François Berthet connaît le territoire sur le bout des doigts. Né de parents originaires d'Arthaz et de Nangy, il a vu ce coin de Haute-Savoie se métamorphoser. Avant de poser sa plaque à Annemasse, il a notamment exercé à Valleiry. Mais le docteur est aussi un homme qui a beaucoup bourlingué.
Un voyageur en blouse blanche
Esprit curieux, il a, selon ses mots, « pris son bâton de pèlerin » durant deux ans et demi pour aller à la rencontre de l'autre. De l'Arctique à l'Afrique, des États-Unis à l'Asie du Sud-Est, en passant par la Palestine et Israël, il a parcouru le monde avec une philosophie bien à lui : « L'ambiance Club Med, ce n'est pas mon truc. Moi, je veux aller à la rencontre des gens »
Ce goût de l'authenticité, il le retrouve paradoxalement chaque jour dans son cabinet annemassien. « Ce que j'aime à Annemasse, c'est que c'est un grand village multiculturel et multiethnique. Ici, j'ai l'impression de continuer mon voyage jusque dans ma salle de consultation. C'est une richesse incroyable. »
Un témoin privilégié de la transformation sociale d'Annemasse
Conscient des inégalités et des parcours de vie parfois brisés de ses patients — dont certains ont connu la guerre — il voit dans cette diversité une formidable authenticité. Ayant effectué son « Tour de France » des remplacements médicaux, de la campagne profonde aux zones de montagne, il retrouve à Annemasse cette même humanité brute qu'il chérit dans le milieu rural.
Témoin de l'évolution de la ville depuis l'ère de Robert Borrel en 1978, il juge la transformation urbaine très positive, citant l'aménagement des places de la Mairie et de la Libération. Pour lui, le tandem Annemasse-Genève évoque désormais l'union entre Villeurbanne et Lyon. Cependant, sa lucidité l'oblige à nommer les problèmes, notamment l'insécurité : « Il faut savoir nommer les problèmes pour essayer de les résoudre petit à petit, sinon les choses peuvent s'aggraver, » tout en rappelant que la mairie ne peut pas tout face aux prérogatives de l'État.
L'urgence médicale à Annemasse : stopper le « Annemasse bashing » pour attirer des médecins
En première ligne face à la pénurie de soins, le Dr Berthet a des idées claires pour l'avenir. S'il avait une baguette magique, il l'agiterait immédiatement pour améliorer l'accès aux soins. Pour attirer les jeunes confrères, il prône deux axes majeurs :
- Arrêter l'autodénigrement : « Annemasse ne mérite pas ce bashing au regard de tout ce qui a été fait et de tout ce qui reste à faire. » Pour lui, changer l'image de la ville est impératif pour donner envie aux soignants de s'y installer.

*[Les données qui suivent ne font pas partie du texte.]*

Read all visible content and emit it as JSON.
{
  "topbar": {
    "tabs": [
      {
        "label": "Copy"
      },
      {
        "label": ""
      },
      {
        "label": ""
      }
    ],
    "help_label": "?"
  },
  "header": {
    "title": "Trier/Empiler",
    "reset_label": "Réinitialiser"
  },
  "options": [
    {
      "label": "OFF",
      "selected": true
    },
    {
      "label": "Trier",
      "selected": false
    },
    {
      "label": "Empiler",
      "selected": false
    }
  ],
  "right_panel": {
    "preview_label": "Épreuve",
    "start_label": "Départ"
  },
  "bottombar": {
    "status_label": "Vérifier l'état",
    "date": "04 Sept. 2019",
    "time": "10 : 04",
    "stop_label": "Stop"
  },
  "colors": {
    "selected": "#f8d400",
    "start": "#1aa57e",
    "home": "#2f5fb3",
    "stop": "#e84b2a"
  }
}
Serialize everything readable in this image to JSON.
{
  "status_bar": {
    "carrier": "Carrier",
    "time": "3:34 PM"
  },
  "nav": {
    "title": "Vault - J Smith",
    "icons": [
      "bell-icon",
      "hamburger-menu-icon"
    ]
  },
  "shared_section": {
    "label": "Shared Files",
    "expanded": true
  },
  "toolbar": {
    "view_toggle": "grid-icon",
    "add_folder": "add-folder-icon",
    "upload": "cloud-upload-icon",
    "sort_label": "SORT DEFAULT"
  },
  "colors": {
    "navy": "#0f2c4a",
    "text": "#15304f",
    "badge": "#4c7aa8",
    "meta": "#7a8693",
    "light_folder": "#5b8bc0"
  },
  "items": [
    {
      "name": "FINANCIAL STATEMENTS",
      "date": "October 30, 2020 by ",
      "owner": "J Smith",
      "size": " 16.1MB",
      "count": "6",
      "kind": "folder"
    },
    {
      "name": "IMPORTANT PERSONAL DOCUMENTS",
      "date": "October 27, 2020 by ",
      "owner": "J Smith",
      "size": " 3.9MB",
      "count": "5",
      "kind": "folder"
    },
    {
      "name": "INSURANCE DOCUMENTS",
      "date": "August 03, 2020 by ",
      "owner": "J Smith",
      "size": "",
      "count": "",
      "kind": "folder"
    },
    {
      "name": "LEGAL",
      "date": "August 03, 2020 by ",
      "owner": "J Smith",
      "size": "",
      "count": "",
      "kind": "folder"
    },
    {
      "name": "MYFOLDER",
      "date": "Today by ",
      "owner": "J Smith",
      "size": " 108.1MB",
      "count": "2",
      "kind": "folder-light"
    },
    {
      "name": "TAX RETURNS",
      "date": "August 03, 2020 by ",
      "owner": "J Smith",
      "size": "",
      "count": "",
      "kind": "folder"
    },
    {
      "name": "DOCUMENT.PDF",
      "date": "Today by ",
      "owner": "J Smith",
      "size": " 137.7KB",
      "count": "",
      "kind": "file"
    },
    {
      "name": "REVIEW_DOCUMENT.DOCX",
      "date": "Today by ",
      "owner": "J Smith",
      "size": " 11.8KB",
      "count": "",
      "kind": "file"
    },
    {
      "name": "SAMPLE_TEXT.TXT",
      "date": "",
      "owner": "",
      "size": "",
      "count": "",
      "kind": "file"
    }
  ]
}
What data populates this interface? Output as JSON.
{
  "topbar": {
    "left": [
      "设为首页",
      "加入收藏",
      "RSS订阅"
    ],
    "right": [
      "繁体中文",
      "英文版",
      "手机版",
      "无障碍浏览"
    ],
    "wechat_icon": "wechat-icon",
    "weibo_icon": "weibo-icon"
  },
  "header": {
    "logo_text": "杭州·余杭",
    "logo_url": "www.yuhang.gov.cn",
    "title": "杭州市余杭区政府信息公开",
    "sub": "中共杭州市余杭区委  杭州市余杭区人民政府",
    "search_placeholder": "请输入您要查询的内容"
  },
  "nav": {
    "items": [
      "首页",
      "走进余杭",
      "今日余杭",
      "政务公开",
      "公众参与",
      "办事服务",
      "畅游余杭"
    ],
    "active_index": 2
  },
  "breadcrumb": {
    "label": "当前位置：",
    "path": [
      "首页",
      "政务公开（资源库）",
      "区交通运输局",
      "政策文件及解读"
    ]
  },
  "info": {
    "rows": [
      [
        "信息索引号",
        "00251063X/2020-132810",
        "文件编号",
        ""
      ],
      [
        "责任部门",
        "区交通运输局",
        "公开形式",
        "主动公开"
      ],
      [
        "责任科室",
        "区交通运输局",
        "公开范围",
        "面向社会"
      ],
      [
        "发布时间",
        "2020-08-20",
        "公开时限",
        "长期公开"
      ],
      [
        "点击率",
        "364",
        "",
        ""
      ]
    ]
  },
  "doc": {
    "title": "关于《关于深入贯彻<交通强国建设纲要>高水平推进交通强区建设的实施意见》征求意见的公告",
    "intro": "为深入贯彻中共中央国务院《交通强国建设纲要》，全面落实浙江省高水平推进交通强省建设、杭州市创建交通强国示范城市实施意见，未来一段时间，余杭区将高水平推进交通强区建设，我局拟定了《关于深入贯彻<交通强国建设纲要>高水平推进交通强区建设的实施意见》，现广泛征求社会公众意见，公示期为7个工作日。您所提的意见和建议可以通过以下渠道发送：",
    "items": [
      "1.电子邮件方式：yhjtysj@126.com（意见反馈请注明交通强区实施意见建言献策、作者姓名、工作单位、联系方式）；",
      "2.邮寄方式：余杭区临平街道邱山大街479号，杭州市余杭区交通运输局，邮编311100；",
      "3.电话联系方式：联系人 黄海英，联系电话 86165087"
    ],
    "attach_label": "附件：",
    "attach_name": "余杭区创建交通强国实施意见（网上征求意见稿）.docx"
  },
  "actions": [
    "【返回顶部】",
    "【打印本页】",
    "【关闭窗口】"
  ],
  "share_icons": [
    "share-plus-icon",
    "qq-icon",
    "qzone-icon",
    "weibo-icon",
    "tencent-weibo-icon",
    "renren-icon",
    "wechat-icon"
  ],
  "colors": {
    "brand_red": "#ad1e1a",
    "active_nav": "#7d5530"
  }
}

- Innover dans les structures : il suggère le développement de structures salariant médecins généralistes et spécialistes, afin de les libérer des charges et contraintes administratives de l'activité libérale.
Un engagement humaniste, pas politique
S'il soutient Dominique Lachenal, c'est parce qu'il se reconnaît dans son humanisme et sa méthode. Mais François Berthet tient à sa neutralité : « Je ne veux pas avoir d'étiquette, car j'aime profondément mon cabinet. Je veux que les gens soient à l'aise, qu'ils sachent que je reçois tout le monde, d'où qu'ils viennent et quel que soit leur mode de pensée. »
Fondamentalement antiraciste, opposé aux extrémismes et aux solutions simplistes, il porte des priorités claires pour le prochain mandat :
- Protéger le pouvoir de vivre : il insiste sur la nécessité de trouver des solutions pour que ceux qui n'ont pas un salaire suisse puissent continuer à se loger, se soigner et vivre décemment.
- L'écoute préventive : il souhaite une ville à l'écoute des problèmes des gens, capable de leur apporter de l'aide « avant que ces derniers ne dévissent. »
- Le vivre-ensemble : Continuer inlassablement à rapprocher les gens pour qu'Annemasse garde, par-dessus tout, son humanité.